I just finished Monica White’s excellent book, Freedom Farmers, and wanted to share a little bit about it. I picked up a copy after reading Land Justice, and found myself painfully aware of how little I knew about black agriculture in the United States (and elsewhere). Permaculture and sustainable agriculture conversations are heavily saturated by white voices (including mine) and one of the most glaring gaps in the conversation is how all of the current buzzwords, fads, and fixations that are popular right now have their roots in Black and Indigenous traditions. Specifically, notions like “self reliance” often come from resistance movements, something that gets ignored and written out of our popular understandings of self-sufficiency.
As Monica White explains: “When black farmers in the South in the 1960s tried to vote and were not allowed to- and were evicted from their plots of land for making the attempt- the collective helped them respond to that crisis in a way that was profoundly political.
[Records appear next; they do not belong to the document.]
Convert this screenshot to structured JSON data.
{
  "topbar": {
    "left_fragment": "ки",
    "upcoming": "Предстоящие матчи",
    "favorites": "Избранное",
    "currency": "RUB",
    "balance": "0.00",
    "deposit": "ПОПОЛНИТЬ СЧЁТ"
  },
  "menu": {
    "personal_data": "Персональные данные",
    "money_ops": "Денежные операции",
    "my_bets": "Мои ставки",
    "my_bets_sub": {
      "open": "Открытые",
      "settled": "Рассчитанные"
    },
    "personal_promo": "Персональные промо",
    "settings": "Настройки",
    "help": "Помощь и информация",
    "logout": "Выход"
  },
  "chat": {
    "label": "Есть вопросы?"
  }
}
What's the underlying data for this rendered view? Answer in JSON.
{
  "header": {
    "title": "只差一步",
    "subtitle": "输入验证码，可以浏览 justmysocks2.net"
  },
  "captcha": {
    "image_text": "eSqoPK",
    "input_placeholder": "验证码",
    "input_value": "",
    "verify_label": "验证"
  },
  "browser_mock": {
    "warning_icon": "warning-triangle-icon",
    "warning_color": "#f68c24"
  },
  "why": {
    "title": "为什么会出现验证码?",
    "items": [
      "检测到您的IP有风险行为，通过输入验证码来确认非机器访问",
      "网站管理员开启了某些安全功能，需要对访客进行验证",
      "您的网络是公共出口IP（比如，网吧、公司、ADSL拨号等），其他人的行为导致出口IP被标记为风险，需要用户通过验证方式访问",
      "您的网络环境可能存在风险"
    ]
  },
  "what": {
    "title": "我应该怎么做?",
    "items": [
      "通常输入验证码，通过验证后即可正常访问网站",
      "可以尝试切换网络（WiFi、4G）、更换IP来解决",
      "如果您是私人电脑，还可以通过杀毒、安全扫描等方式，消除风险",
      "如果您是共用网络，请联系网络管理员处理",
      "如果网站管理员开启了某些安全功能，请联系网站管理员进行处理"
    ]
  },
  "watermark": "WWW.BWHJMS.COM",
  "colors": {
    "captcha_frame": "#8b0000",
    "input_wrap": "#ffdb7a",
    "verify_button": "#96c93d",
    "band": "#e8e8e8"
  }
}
In this sense, community resilience is a way for a community to absorb a disturbance and to reorganize itself while undergoing change.” (Freedom Farmers. 145)
Being largely ignorant to this important agricultural history, Freedom Farmers was the perfect choice as a starting point because it looks at 3-4 case studies from different times, movements, and people. In particular, the chapter about the Detroit Black Community Food Security Network was really emblematic of how communities can address their own needs in creative and sustainable ways. I highly encourage anyone with an interest in food security to read Freedom Farmers.